Maryland’s Aberdeen Proving Ground opened in 1917 and today is the military’s oldest weapons-testing facility in the United States. It’s a big operation. At its peak in World War II, Aberdeen had housing for more than 27,000, and today it still employs more then 12,000 people.
Through its first decades Aberdeen was a man’s world. But that changed during World War II. LIFE covered extensively the real-life Rosie the Riveters who moved into industrial jobs during that era, and the women who became weapons-testers for the first time in Aberdeen were part of that same phenomenon.
The story in LIFE’s Feb. 1, 1943 issue described how the soldiers who once worked the testing grounds but had been deployed overseas were at first replaced by male civilians. Then “as the draft hit hard, the civilians began to disappear and in their place came thousands of women.”
And who were these women?
The women come from everywhere. Many have husbands in the Army. Others have husbands who also work at Aberdeen. They wear bright-colored slacks, and their “firing fronts” are a rippling blend of pink. blue and orange, mixed with white and black powder from the guns. They serve on crews of all weapons up to the 90-mm A.A.’s. [anti-aircraft guns]. They handle highly technical instruments. They drive trucks, act as bicycle messengers, swab and clean vehicles. A few of them have even been tested as tank drivers, but that work, with its physical bruises, is still a little too tough for them.
The declaration of that last sentence reflected a time when women were making their first inroads to military service. In 1942 the WACs had just come into being (see LIFE’s coverage of the first WACs here) and the change in attitudes about what roles women could play was slow and incremental. It was not until 2015 that the Department of Defense opened all military occupations and positions to women.
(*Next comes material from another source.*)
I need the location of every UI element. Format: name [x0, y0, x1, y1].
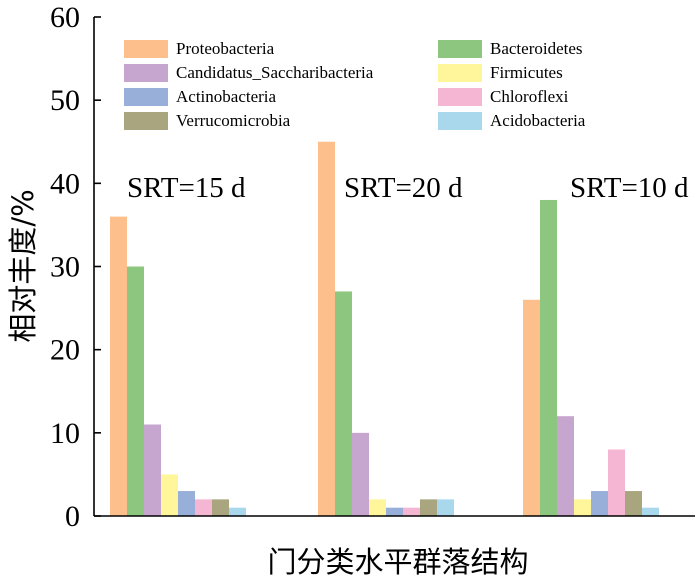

The photographs by Myron Davis and Bernard Hoffman capture a world in transition. Some pictures indulge in the novelty of the moment—such as the photo of a woman who looks like a schoolmarm set up behind the sites of a machine gun with an ammunition belt being fed through it. But in other photos the women, such as Mrs. Ruby Barnett, a grandmother who had never fired a gun before coming to work at Aberdeen, look right at home in their new jobs. Those pictures seem to ask the question about the women taking on this new line of work: Well, why not?